Le prince suivit les conseils du curé et sa proposition plut au roi. Après un mois de séparation, il partit à la découverte du royaume de son père. Arrivés aux abords d’un petit village, le prince ordonna à son cocher de rentrer au palais sous prétexte qu’il devait s’y attarder durant de longs mois. Aussitôt le cocher parti, le prince traversa la frontière du royaume et élut domicile dans un pays étranger. Après cela, il s’installa dans une autre ville, se rendit dans la maison d’étude et, durant toute la journée, il se plongea dans l’étude de la Torah. S’étant muni d’une grosse somme d’argent à son départ du palais, il put assurer sa subsistance. Il vécut ainsi durant quelques années, puis quitta ce monde.

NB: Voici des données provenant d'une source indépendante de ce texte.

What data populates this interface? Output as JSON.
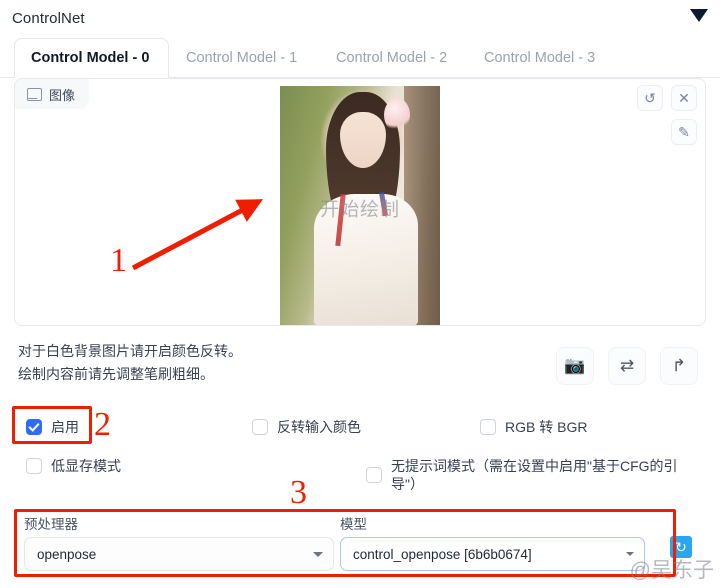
{
  "panel": {
    "title": "ControlNet",
    "collapse_icon": "triangle-down-icon"
  },
  "tabs": [
    {
      "label": "Control Model - 0",
      "active": true
    },
    {
      "label": "Control Model - 1",
      "active": false
    },
    {
      "label": "Control Model - 2",
      "active": false
    },
    {
      "label": "Control Model - 3",
      "active": false
    }
  ],
  "image_area": {
    "tab_label": "图像",
    "tab_icon": "picture-icon",
    "overlay_text": "开始绘制",
    "tools": {
      "undo": "undo-icon",
      "close": "close-icon",
      "edit": "pen-edit-icon"
    }
  },
  "hint": {
    "line1": "对于白色背景图片请开启颜色反转。",
    "line2": "绘制内容前请先调整笔刷粗细。"
  },
  "actions": [
    {
      "icon": "camera-icon",
      "glyph": "📷"
    },
    {
      "icon": "swap-arrows-icon",
      "glyph": "⇄"
    },
    {
      "icon": "send-to-icon",
      "glyph": "↱"
    }
  ],
  "checkboxes": {
    "enable": {
      "label": "启用",
      "checked": true
    },
    "invert_input_color": {
      "label": "反转输入颜色",
      "checked": false
    },
    "rgb_to_bgr": {
      "label": "RGB 转 BGR",
      "checked": false
    },
    "low_vram": {
      "label": "低显存模式",
      "checked": false
    },
    "guess_mode": {
      "label": "无提示词模式（需在设置中启用\"基于CFG的引导\"）",
      "checked": false
    }
  },
  "fields": {
    "preprocessor": {
      "label": "预处理器",
      "value": "openpose",
      "focused": false
    },
    "model": {
      "label": "模型",
      "value": "control_openpose [6b6b0674]",
      "focused": true
    },
    "refresh_icon": "refresh-icon"
  },
  "annotations": {
    "one": "1",
    "two": "2",
    "three": "3",
    "accent_color": "#f01e00"
  },
  "watermark": "@吴东子"
}
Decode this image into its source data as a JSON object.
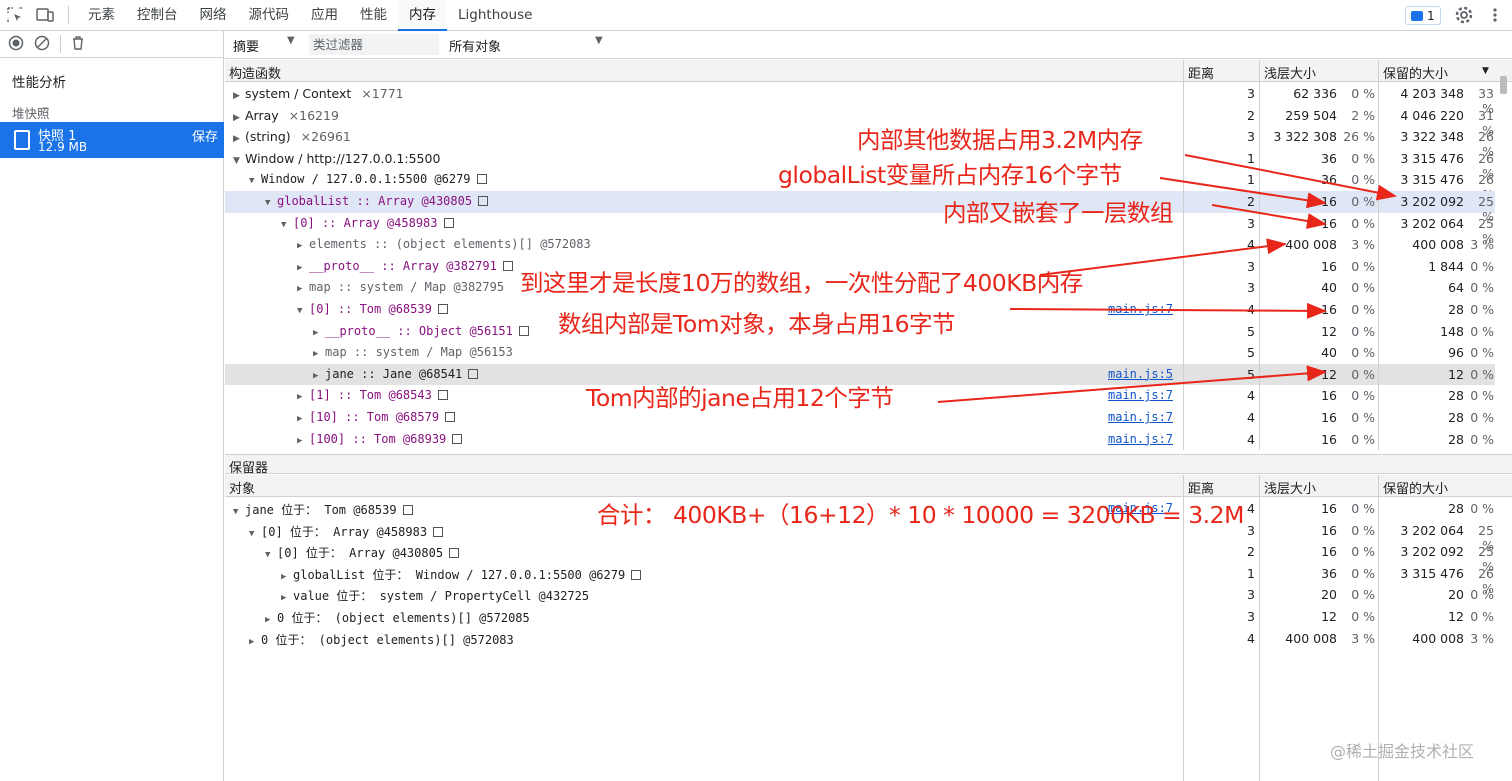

A son arrivée dans le monde futur, les anges accusateurs ne trouvèrent pas la moindre charge à lui imputer. Après tout, qu’y avait-il à redire sur une âme aussi sainte qui s’était sacrifiée pour le salut du peuple Juif pour ensuite renoncer à la couronne royale afin de se convertir ? Malgré cela, un accusateur se leva et fit remarquer que durant deux ans, il avait tété le lait d’une femme non-juive. Le Tribunal Céleste décréta alors qu’il était contraint de descendre de nouveau sur terre pour téter durant deux années le lait d’une Israélite. »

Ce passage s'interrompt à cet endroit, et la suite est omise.